The answer to that question remains somewhat unclear — leaving us, in the meantime, with some ugly fights.
Take Sulkowicz’s case: Nungesser was cleared of any wrongdoing by the university’s disciplinary board and the NYPD did not charge him with any crime. He has been accused of sexual assault by two other women on campus, according to Jezebel; in one instance he was found “responsible,” though he later appealed and won after the young woman declined to continue in the campus’ proceedings, enabling Nungesser to remain on campus.
Now Nungesser has filed a suit against Columbia, alleging that the school violated his Title IX rights, saying that by awarding Sulkowicz academic credit for her mattress-carrying, Columbia effectively sponsored a “gender based harassment and defamation” of Nungesser himself.
“A university that bows to a public witch-hunt no longer deserves to be called a place of enlightenment, of intellectual and academic freedom,” Nungesser’s parents said in a statement. “By failing to intervene in this injustice, Columbia ceases to be a place where critical thinking, courage and democratic practice are taught, learned and lived.”
These questions are playing out in Philadelphia, as well.
Temple University is one of dozens of schools nationwide being reviewed for compliance with federal rules on how colleges and universities must respond to rape — the federal government paying careful attention to schools it believes doesn’t do enough for victims.
But University of Pennsylvania Law professors have slammed their own institution’s sexual assault policies, which they say don’t do enough to protect the accused. “We do not believe that providing justice for victims of sexual assault requires subordinating so many protections long deemed necessary to protect from injustice those accused of serious offenses,” said a letter signed by a third of Penn’s tenured and tenure-track law faculty.
Complicating the matter is a long and sordid history of victim-blaming in sexual assaults, paired with the self-interest of colleges and universities that would rather not risk their magazine rankings or enrollments by confirming publicly that sexual assault is ever a problem on their own campuses.
Students are not getting what they pay for if they enroll at a school that underreports heinous crime statistics. Women like Sulkowicz have the right not to be sexually assaulted anywhere, and universities like Columbia have a responsibility to do thorough investigations of reported crimes.

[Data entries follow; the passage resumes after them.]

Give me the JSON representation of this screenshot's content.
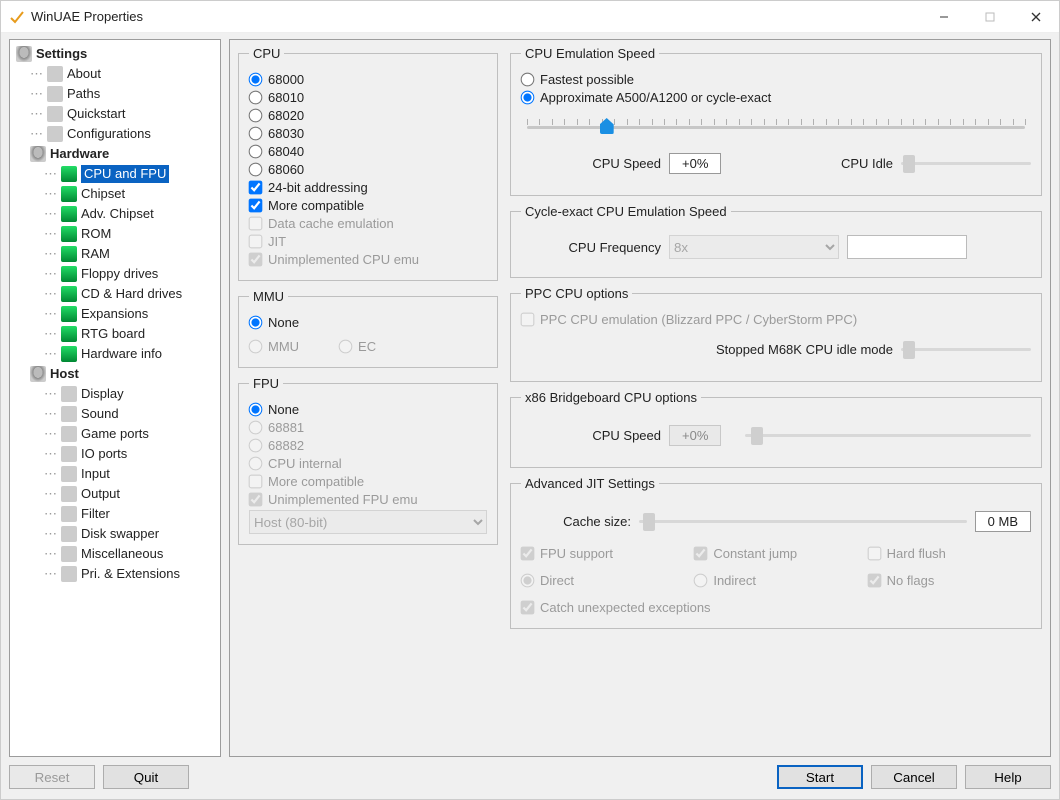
{
  "window": {
    "title": "WinUAE Properties"
  },
  "tree": {
    "root": "Settings",
    "items": [
      "About",
      "Paths",
      "Quickstart",
      "Configurations"
    ],
    "hardware": {
      "header": "Hardware",
      "items": [
        "CPU and FPU",
        "Chipset",
        "Adv. Chipset",
        "ROM",
        "RAM",
        "Floppy drives",
        "CD & Hard drives",
        "Expansions",
        "RTG board",
        "Hardware info"
      ],
      "selected": "CPU and FPU"
    },
    "host": {
      "header": "Host",
      "items": [
        "Display",
        "Sound",
        "Game ports",
        "IO ports",
        "Input",
        "Output",
        "Filter",
        "Disk swapper",
        "Miscellaneous",
        "Pri. & Extensions"
      ]
    }
  },
  "cpu_group": {
    "legend": "CPU",
    "options": [
      "68000",
      "68010",
      "68020",
      "68030",
      "68040",
      "68060"
    ],
    "selected": "68000",
    "addressing24": {
      "label": "24-bit addressing",
      "checked": true
    },
    "more_compat": {
      "label": "More compatible",
      "checked": true
    },
    "data_cache": {
      "label": "Data cache emulation",
      "checked": false
    },
    "jit": {
      "label": "JIT",
      "checked": false
    },
    "unimpl": {
      "label": "Unimplemented CPU emu",
      "checked": true
    }
  },
  "mmu_group": {
    "legend": "MMU",
    "none": "None",
    "mmu": "MMU",
    "ec": "EC",
    "selected": "None"
  },
  "fpu_group": {
    "legend": "FPU",
    "options": [
      "None",
      "68881",
      "68882",
      "CPU internal"
    ],
    "selected": "None",
    "more_compat": {
      "label": "More compatible",
      "checked": false
    },
    "unimpl": {
      "label": "Unimplemented FPU emu",
      "checked": true
    },
    "mode_select": {
      "value": "Host (80-bit)"
    }
  },
  "emuspeed": {
    "legend": "CPU Emulation Speed",
    "fastest": "Fastest possible",
    "approx": "Approximate A500/A1200 or cycle-exact",
    "selected": "approx",
    "cpu_speed_label": "CPU Speed",
    "cpu_speed_value": "+0%",
    "cpu_idle_label": "CPU Idle",
    "main_slider_pos_pct": 16
  },
  "cycle_exact": {
    "legend": "Cycle-exact CPU Emulation Speed",
    "freq_label": "CPU Frequency",
    "freq_value": "8x",
    "freq_extra": ""
  },
  "ppc": {
    "legend": "PPC CPU options",
    "emulation_label": "PPC CPU emulation (Blizzard PPC / CyberStorm PPC)",
    "idle_label": "Stopped M68K CPU idle mode"
  },
  "x86": {
    "legend": "x86 Bridgeboard CPU options",
    "cpu_speed_label": "CPU Speed",
    "cpu_speed_value": "+0%"
  },
  "jit": {
    "legend": "Advanced JIT Settings",
    "cache_label": "Cache size:",
    "cache_value": "0 MB",
    "fpu_support": "FPU support",
    "const_jump": "Constant jump",
    "hard_flush": "Hard flush",
    "direct": "Direct",
    "indirect": "Indirect",
    "no_flags": "No flags",
    "catch": "Catch unexpected exceptions"
  },
  "buttons": {
    "reset": "Reset",
    "quit": "Quit",
    "start": "Start",
    "cancel": "Cancel",
    "help": "Help"
  }
}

But Nungesser is a paying customer, too, one who was given a clean slate by the university on more than one occasion.
There are competing democratic interests at play. Nungesser benefits from a society that has enshrined the concept of “innocent until proven guilty,” often without understanding that that places additional burdens on victims of sexual assault. But Sulkowicz has benefited from free speech, and has smartly practiced it as an extension of her intellectual and academic freedom — in the process igniting a new kind of enlightenment about sexual assault on college campuses.
The accused have rights. But these days it’s not business as usual. The result may mean, in the short term, some awkward debates and an uncomfortable re-weighing of priorities — but in the end, it’s a good thing. There’s a culture shift in terms of how universities are handling rape, and the survivors are owed that.